Nous avons demandé à notre communauté Mighty quels effets secondaires ils considéraient comme les pires et comment ils les géraient. Si vous avez du mal avec les points suivants, consultez les stratégies et les rappels qui aident notre communauté lors des journées difficiles et rappelez-vous que vous n’êtes pas le seul à faire face aux difficultés de la fibro.

Voici ce que notre communauté a partagé avec nous:

1. Culpabilité

“ La culpabilité écrasante. Culpabilité de ne pas pouvoir aider beaucoup dans la maison. Culpabilité de ne pas avoir l’énergie nécessaire pour préparer un dîner qui n’est pas figé ou dans une boîte. La culpabilité de passer une soirée de temps en temps, quand j’ai l’impression que j’aurais dû dépenser de l’énergie pour faire quelque chose dans la maison. »- Stacie B.

“ La culpabilité constante de laisser tomber tout le monde autour de vous. Les dîners que vous ne cuisinez pas, les rendez-vous nocturnes avec le mari que vous ne pouvez pas gérer, les soirées de filles que vous manquez, jouez aux dates que vos enfants ne font pas parce que vous êtes trop fatigué. Culpabilité! »- Heather S.

Conseils d’adaptation:

«Comment puis-je faire face? J’essaie de me rappeler que je n’ai pas choisi cette maladie. Que je mérite encore de profiter de certaines choses dans la vie, malgré les choses que je ne peux pas accomplir. C’est difficile, et je ne fais pas toujours un excellent travail d’adaptation, mais j’essaie. »- Stacie B.

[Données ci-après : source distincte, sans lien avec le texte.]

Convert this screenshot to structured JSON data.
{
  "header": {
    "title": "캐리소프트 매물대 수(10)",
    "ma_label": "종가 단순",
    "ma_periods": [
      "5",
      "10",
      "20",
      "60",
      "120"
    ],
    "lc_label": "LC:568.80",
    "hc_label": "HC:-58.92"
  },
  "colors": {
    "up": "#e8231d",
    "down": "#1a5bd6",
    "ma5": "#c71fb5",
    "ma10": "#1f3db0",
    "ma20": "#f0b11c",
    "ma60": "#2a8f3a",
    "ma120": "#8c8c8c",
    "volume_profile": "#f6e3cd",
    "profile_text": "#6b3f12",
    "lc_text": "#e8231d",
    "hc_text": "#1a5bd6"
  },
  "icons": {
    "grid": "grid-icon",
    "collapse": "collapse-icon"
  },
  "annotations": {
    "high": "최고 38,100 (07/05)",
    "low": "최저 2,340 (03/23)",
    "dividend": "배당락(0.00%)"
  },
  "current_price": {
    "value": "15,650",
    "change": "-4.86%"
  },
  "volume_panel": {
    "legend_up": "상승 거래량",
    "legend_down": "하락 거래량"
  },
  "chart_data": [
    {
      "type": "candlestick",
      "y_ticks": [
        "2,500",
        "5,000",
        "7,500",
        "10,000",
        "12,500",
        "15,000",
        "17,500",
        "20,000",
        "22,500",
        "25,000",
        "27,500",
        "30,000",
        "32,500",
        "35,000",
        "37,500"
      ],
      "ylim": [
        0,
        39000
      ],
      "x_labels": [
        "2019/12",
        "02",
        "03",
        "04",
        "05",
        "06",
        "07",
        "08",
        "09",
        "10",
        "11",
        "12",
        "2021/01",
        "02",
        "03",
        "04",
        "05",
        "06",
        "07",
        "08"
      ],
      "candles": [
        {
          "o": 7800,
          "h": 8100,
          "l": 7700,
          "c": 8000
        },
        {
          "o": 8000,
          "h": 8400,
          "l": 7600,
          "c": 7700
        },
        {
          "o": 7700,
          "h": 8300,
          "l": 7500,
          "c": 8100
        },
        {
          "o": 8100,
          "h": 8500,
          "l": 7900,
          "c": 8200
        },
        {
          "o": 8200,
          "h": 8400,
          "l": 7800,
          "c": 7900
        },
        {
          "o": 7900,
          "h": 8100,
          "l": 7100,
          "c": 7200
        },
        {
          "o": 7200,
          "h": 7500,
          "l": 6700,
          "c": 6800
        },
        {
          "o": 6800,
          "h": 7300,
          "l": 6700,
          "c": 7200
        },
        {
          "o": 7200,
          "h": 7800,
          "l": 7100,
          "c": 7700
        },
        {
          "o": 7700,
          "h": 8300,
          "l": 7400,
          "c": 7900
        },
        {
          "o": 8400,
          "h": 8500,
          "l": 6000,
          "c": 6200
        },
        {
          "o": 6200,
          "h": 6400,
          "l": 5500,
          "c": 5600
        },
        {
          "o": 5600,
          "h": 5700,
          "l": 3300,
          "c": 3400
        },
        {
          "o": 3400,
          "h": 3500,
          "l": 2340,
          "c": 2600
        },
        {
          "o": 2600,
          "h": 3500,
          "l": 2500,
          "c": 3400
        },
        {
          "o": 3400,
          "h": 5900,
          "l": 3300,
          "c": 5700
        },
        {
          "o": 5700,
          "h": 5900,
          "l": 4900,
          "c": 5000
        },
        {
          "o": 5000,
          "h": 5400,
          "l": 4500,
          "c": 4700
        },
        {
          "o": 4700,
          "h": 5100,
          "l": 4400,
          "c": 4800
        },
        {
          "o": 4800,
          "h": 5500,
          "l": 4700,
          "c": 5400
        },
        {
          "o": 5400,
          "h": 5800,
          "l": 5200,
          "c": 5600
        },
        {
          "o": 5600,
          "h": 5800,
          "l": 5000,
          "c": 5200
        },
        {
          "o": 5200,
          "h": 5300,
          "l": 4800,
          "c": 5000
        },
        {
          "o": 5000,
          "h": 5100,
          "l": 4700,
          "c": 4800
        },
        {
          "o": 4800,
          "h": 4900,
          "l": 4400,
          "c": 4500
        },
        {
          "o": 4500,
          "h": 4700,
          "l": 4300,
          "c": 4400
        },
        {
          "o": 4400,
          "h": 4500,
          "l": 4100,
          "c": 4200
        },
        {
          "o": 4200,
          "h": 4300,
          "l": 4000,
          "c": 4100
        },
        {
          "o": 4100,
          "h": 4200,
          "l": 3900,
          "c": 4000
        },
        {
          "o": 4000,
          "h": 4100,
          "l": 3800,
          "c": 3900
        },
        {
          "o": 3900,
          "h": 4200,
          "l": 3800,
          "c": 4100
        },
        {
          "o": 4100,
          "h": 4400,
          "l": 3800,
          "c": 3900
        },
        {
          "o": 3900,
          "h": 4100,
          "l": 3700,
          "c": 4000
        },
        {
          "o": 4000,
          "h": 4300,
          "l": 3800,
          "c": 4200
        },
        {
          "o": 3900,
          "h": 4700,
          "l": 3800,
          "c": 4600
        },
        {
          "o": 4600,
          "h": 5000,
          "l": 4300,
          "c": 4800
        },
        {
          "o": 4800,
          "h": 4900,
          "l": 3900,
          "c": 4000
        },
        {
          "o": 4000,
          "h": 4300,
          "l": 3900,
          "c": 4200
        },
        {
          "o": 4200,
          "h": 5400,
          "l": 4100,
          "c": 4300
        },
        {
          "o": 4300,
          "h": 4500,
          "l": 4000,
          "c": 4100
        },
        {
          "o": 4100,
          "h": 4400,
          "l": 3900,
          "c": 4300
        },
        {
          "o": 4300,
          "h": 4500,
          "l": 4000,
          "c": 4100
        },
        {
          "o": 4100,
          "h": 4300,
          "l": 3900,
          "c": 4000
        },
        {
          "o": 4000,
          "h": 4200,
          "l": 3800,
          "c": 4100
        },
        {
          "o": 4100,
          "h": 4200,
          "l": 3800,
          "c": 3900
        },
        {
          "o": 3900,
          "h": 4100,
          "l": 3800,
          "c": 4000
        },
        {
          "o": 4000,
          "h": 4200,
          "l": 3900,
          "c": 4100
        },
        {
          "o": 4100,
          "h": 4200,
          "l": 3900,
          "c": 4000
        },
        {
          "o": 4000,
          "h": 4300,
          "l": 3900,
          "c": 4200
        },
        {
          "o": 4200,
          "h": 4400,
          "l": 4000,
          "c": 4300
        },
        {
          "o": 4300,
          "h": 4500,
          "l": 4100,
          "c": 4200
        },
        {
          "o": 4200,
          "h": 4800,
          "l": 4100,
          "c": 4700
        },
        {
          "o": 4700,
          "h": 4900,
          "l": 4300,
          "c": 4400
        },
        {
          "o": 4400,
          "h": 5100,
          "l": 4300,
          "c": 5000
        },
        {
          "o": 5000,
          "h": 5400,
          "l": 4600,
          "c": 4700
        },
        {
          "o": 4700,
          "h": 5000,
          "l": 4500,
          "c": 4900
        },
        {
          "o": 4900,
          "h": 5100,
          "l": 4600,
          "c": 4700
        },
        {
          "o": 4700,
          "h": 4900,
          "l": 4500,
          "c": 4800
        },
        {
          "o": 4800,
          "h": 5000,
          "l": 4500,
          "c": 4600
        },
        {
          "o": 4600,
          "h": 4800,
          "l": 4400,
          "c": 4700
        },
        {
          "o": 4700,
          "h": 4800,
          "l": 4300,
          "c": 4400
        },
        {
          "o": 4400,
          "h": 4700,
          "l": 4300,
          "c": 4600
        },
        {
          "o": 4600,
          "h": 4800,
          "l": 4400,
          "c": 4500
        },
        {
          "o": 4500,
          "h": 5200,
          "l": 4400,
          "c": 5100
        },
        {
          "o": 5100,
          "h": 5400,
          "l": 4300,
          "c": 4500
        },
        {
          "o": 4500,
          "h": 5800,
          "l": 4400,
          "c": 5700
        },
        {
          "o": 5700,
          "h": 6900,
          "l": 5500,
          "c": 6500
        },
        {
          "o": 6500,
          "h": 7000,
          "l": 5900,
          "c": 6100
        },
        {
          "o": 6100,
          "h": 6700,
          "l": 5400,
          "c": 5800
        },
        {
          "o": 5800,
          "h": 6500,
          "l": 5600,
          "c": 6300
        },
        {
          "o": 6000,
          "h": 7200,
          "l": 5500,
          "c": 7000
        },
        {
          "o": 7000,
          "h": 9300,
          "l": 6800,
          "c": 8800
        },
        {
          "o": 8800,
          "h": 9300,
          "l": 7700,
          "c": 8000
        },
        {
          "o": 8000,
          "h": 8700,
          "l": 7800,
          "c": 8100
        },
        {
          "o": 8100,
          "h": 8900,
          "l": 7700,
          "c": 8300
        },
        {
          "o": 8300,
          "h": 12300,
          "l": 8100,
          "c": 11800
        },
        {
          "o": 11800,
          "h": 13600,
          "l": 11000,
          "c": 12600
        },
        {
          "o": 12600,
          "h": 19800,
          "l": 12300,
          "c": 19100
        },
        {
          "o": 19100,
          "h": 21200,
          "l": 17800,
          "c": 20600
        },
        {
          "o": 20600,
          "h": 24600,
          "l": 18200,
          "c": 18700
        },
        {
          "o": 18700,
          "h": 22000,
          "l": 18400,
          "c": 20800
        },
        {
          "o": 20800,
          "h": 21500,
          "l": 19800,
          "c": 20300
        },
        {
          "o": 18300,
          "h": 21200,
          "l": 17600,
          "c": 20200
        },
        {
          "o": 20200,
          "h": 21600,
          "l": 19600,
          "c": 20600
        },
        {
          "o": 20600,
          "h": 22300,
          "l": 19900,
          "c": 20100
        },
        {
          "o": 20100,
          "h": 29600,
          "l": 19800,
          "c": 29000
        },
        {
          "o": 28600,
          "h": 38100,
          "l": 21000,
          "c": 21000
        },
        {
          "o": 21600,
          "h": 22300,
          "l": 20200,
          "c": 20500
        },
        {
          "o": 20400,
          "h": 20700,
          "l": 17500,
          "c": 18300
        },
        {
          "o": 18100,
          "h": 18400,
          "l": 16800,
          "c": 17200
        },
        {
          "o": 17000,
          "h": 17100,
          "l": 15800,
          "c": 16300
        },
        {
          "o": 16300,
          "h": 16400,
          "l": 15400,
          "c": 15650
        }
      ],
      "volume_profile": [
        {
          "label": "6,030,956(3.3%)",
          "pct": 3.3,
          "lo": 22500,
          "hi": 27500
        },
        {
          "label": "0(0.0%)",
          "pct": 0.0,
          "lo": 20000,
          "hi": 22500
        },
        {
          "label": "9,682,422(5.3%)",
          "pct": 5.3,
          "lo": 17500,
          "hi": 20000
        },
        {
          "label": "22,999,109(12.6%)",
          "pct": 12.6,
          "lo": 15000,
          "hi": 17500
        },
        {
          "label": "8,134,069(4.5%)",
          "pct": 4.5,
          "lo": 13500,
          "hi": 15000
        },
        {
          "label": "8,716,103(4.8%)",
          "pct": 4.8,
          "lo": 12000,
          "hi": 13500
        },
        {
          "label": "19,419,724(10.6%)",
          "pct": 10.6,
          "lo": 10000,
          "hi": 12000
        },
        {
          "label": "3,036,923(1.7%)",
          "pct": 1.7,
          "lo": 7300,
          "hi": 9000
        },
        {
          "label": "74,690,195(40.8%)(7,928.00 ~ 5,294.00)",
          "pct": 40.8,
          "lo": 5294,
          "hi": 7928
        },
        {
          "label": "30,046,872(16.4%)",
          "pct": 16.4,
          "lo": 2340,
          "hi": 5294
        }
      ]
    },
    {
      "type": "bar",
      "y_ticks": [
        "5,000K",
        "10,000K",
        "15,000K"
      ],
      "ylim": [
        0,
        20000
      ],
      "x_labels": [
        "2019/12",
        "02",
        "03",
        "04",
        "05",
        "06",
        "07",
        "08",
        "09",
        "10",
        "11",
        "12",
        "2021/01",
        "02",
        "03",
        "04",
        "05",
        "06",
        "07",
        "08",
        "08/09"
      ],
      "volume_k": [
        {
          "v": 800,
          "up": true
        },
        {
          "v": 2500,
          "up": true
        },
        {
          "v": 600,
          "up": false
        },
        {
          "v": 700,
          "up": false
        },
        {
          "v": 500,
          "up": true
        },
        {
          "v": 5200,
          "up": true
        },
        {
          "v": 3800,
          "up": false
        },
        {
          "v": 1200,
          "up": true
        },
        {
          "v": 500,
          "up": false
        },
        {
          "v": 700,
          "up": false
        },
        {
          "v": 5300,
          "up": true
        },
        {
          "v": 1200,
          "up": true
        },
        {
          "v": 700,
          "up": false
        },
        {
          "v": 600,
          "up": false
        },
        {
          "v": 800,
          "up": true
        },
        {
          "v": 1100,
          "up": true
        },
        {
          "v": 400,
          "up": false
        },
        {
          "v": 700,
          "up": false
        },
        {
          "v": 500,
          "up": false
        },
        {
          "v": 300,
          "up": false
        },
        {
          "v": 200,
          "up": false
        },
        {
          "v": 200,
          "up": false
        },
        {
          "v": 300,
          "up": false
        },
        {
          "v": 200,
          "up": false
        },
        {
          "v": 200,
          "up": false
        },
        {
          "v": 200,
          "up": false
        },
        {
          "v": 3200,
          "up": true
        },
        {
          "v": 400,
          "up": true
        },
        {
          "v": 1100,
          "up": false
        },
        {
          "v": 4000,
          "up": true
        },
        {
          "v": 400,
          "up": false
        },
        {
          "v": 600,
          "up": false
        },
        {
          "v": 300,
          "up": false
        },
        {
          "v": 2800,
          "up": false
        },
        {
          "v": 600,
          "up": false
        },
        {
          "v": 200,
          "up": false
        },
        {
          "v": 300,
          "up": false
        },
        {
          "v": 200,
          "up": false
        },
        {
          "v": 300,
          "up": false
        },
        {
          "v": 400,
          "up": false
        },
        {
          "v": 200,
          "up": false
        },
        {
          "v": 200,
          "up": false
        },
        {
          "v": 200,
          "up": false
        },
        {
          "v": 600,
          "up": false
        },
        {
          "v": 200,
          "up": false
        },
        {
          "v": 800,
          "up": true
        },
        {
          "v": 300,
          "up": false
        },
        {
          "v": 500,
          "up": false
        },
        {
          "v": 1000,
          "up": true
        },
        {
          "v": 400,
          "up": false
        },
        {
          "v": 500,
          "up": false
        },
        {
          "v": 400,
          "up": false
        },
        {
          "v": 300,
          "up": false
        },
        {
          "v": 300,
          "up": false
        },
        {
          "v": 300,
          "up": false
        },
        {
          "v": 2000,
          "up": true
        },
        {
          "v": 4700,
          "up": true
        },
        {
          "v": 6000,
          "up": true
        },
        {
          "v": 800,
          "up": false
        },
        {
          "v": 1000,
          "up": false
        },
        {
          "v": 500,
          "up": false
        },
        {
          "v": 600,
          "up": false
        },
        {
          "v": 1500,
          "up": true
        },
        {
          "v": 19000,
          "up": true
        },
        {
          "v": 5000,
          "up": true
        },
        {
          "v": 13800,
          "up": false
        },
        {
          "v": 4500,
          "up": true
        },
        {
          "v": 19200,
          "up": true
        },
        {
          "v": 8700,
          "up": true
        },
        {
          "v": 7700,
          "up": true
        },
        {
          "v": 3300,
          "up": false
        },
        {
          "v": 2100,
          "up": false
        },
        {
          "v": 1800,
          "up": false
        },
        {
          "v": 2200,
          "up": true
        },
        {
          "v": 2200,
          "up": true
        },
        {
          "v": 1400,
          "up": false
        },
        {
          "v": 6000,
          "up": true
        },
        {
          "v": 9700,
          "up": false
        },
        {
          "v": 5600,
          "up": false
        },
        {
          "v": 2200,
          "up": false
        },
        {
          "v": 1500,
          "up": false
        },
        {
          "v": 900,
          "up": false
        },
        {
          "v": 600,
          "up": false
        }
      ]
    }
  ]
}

“Ce n’est pas de ma faute. Ce n’est pas de ta faute. Nos corps ne sont pas «normaux». Ils ne réagiront pas à la vie normalement, et c’est correct. Nous allons lutter. Ce sera plus difficile pour nous que pour les autres, mais cela ne veut pas dire que nous avons échoué. Cela signifie simplement que nous sommes différents. Cela signifie que nous pouvons comprendre quand les autres sont frustrés quand la vie n’a pas de sens parce que c’est notre norme. C’est bien que nous ne comprenions pas complètement et que nos corps ne font parfois pas sens. Ce n’est pas une raison pour nous de nous haïr, même de nous torturer pour essayer de trouver une solution. La fibromyalgie est ce qu’elle est et la seule chose que nous pouvons réellement changer à ce sujet est notre attitude à son égard. »- Elizabeth Auwarter

2. Les modes de sommeil irréguliers

« Les troubles du sommeil qui accompagnent les fibromes, y compris la fatigue et l’insomnie. Nous pouvons être tellement fatigués (fatigués, vraiment) toute la journée. Ensuite, l’heure du coucher arrive et nous sommes bien réveillés sans raison apparente. Et sieste? Ils n’aident pas beaucoup parce qu’il n’ya pas de sommeil qui élimine la fatigue. »- Rachel P.

Conseils d’adaptation:

«Comment je me débrouille? Continuer à chercher de l’aide auprès des médecins et demander s’il y a quelque chose à aider, travailler sur de meilleures habitudes de sommeil, utiliser des aides au sommeil, etc. C’est tellement épuisant et je ne sais vraiment pas comment fonctionner avec si peu de sommeil. P.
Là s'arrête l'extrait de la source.